The instant case, filed by VW employees Michael Burton, Michael Jarvis, and David Reed, alleges that VW and the UAW entered into an Organizing Agreement (the Agreement) in late January of this year. The Agreement at issue called for VW to assist the UAW with its unionization of VW’s employees. The UAW, in exchange for VW’s assistance, agreed to certain concessions upon becoming the employees’ exclusive bargaining representative.
Specifically, VW agreed that the UAW could hold employee meetings on company time wherein the UAW could solicit employee support for unionization. VW further pledged to allow the UAW to make use of offices and other private areas at the Chattanooga Plant. For its part, the UAW agreed that it would delegate many of its representational duties to a "works council." Moreover, the union also agreed to a "no-strike" clause.
Not surprisingly, UAW President Bob King has already come out with his own statement on the matter, referring to the employees’ lawsuit as "baseless." King further opined that the Agreement between VW and the UAW was no different from any other neutrality agreements the UAW has negotiated in the past. However, the legality of such neutrality agreements is not as clear-cut as King makes it out to be.
The reader may recall that last November, the U.S. Supreme Court heard oral argument on the validity of similar neutrality agreements in Unite Here Local 355 v. Mulhall. The Court was considering an appeal of an Eleventh Circuit court of appeals decision holding that "organizing assistance can be a thing of value that, if demanded or given as payment, could constitute a violation of Section 302 [of the LMRA]." Labor law experts had expected the Court to delineate the parameters of "thing[s] of value" in its decision, particularly because the Eleventh Circuit’s ruling was contrary to holdings issued by the Third and Fourth Circuit, which had both held that neutrality agreements were not "things of value" prohibited by Section 302.
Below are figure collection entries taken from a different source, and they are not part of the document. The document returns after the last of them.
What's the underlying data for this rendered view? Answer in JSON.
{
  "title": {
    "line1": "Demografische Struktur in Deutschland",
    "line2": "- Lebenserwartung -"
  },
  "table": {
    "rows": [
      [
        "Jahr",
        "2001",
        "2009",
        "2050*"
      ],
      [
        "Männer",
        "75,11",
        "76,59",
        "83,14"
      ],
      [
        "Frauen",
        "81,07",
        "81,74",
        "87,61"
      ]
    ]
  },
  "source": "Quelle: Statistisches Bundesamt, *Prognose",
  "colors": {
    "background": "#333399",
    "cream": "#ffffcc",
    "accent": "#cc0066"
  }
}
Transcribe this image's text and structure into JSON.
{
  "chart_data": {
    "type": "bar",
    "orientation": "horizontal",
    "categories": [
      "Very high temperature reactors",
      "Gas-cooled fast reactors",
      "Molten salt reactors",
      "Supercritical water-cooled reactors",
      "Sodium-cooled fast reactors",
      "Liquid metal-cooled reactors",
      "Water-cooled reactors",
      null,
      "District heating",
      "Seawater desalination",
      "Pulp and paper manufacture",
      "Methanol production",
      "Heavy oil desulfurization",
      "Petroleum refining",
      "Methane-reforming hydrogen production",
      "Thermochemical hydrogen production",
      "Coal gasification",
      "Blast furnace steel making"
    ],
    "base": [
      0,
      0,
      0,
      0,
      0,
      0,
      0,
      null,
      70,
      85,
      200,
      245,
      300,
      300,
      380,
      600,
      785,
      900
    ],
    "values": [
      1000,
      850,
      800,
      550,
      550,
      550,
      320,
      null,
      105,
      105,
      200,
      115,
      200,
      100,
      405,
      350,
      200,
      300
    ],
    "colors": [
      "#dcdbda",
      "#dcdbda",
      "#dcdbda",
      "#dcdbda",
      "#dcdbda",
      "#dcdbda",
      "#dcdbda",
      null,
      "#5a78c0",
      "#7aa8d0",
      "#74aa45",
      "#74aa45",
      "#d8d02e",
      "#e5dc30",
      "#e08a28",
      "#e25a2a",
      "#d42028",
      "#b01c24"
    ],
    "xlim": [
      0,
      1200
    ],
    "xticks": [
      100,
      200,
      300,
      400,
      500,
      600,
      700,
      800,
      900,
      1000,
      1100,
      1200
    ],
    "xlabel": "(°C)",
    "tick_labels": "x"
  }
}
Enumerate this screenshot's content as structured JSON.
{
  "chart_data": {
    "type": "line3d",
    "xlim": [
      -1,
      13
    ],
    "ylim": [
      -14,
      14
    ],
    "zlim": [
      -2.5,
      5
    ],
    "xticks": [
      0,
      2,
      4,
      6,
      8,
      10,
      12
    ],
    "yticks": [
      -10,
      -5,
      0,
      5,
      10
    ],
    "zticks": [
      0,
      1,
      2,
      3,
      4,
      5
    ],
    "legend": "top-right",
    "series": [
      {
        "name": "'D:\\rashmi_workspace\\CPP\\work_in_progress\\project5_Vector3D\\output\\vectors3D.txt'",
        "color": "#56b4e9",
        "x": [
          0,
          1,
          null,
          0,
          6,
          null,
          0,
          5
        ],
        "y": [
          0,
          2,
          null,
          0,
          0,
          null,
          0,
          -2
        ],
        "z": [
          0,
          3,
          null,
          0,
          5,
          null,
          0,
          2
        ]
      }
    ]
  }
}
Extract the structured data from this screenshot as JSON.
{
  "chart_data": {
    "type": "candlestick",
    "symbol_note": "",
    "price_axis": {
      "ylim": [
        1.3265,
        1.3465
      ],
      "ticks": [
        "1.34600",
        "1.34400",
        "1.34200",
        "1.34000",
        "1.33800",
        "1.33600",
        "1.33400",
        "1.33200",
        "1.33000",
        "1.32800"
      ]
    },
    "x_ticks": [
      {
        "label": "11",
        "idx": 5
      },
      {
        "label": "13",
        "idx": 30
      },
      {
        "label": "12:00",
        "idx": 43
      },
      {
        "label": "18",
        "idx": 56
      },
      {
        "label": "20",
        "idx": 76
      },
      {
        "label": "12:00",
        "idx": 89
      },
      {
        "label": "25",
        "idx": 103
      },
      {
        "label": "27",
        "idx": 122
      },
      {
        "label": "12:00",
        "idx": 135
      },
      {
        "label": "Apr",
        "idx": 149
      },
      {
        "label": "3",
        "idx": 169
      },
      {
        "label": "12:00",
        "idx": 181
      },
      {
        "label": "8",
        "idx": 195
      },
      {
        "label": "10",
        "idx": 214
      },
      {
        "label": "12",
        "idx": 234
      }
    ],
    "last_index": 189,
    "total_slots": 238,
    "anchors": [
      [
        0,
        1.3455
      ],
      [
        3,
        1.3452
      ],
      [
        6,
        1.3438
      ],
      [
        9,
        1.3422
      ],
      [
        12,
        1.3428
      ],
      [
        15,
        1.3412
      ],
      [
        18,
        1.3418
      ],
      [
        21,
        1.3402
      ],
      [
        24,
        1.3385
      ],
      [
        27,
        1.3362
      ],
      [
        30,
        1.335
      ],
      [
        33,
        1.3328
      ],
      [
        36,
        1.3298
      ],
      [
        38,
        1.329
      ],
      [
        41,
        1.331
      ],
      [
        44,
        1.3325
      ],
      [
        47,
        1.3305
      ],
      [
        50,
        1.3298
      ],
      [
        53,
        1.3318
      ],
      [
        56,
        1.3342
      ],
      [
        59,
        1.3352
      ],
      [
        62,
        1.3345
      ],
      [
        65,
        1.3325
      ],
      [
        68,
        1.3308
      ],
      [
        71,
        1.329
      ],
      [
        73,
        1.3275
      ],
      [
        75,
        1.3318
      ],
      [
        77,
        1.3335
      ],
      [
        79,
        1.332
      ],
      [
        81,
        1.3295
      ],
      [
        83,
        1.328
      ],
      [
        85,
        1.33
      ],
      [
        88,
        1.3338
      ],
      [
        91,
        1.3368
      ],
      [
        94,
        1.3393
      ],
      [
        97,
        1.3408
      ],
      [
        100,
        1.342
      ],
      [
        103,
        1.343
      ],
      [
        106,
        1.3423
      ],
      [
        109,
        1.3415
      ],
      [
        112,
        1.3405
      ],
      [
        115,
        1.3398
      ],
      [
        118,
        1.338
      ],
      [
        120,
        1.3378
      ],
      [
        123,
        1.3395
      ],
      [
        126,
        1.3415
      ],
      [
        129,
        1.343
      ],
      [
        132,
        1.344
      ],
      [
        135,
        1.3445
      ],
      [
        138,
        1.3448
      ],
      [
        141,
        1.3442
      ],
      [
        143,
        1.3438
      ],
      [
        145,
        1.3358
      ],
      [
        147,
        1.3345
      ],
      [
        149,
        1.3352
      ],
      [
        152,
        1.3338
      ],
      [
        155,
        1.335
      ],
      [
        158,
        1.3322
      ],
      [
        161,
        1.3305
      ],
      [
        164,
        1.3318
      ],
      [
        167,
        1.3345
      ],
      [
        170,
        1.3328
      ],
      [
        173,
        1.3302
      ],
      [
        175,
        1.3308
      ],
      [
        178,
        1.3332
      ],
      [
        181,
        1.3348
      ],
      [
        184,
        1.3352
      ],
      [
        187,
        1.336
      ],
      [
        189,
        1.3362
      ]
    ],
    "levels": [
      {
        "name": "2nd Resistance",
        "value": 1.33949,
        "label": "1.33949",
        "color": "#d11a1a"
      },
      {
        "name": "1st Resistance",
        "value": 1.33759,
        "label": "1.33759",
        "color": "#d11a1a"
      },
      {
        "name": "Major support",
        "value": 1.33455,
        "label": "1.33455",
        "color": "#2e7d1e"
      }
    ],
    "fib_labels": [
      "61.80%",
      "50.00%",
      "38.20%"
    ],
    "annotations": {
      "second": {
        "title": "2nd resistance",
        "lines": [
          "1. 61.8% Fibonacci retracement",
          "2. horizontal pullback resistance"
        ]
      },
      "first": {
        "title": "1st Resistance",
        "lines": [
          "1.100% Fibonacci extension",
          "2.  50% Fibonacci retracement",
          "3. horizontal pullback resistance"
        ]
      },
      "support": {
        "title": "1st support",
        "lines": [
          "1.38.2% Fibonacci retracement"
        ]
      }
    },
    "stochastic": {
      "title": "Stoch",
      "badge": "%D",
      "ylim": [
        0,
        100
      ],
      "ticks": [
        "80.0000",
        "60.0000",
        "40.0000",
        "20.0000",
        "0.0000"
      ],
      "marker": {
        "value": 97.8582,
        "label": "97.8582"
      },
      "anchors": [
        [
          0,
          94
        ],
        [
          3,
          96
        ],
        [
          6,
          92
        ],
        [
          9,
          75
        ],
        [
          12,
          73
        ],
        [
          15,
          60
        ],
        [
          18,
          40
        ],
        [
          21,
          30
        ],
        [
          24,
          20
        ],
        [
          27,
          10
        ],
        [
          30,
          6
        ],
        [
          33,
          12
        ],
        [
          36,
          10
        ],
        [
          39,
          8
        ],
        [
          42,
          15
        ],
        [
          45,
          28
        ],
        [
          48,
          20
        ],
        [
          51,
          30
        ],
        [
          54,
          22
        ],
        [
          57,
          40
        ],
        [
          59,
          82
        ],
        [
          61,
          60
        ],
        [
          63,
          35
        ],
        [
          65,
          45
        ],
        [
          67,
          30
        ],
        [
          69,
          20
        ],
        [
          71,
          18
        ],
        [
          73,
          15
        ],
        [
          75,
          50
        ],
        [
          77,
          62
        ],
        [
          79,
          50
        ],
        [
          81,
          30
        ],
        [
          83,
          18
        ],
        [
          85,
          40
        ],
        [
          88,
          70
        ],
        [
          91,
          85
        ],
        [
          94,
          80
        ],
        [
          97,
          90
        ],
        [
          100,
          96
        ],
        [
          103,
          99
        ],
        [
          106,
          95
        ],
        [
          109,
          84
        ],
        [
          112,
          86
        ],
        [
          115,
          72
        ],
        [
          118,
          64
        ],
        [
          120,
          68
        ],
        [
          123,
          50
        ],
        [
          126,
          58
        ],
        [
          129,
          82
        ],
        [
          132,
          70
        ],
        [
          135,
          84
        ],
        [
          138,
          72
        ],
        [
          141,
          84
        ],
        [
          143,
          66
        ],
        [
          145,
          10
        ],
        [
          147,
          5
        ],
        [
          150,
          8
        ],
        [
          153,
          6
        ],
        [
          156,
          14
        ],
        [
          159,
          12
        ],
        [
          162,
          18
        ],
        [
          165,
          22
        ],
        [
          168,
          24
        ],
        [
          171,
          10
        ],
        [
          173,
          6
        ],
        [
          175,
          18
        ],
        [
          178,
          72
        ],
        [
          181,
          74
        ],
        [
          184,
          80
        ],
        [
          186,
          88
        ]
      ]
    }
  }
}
To the surprise of the labor-relations community, the Court did not rule substantively on the matter. Instead, the case was dismissed as improvidently granted. Thus, employers and unions were left with a Circuit split regarding the definition of "thing of value."
Due to the uncertainty over whether neutrality agreements like the Agreement entered into between the UAW and VW violate the LMRA, it is difficult to make a prediction as to how the Eastern District of Tennessee will resolve this matter. If the court follows the logic of the Third and Fourth Circuits, the case will likely be dismissed. However, if the court is more persuaded by the Eleventh Circuit’s reasoning, the court could declare that the Agreement is void and unenforceable. Such a ruling could have the effect of kicking the UAW out of VW’s Plant offices, and could further preclude the UAW from hosting further employee meetings.
Following the Eleventh Circuit’s logic could also compel the Supreme Court to revisit the legality of neutrality agreements and the definition of a "thing of value," particularly because a decision invalidating the VW/UAW Agreement would solidify the current Circuit split on the matter. We here at @LRToday have been following this issue closely and will make sure to keep you updated on this case every step of the way.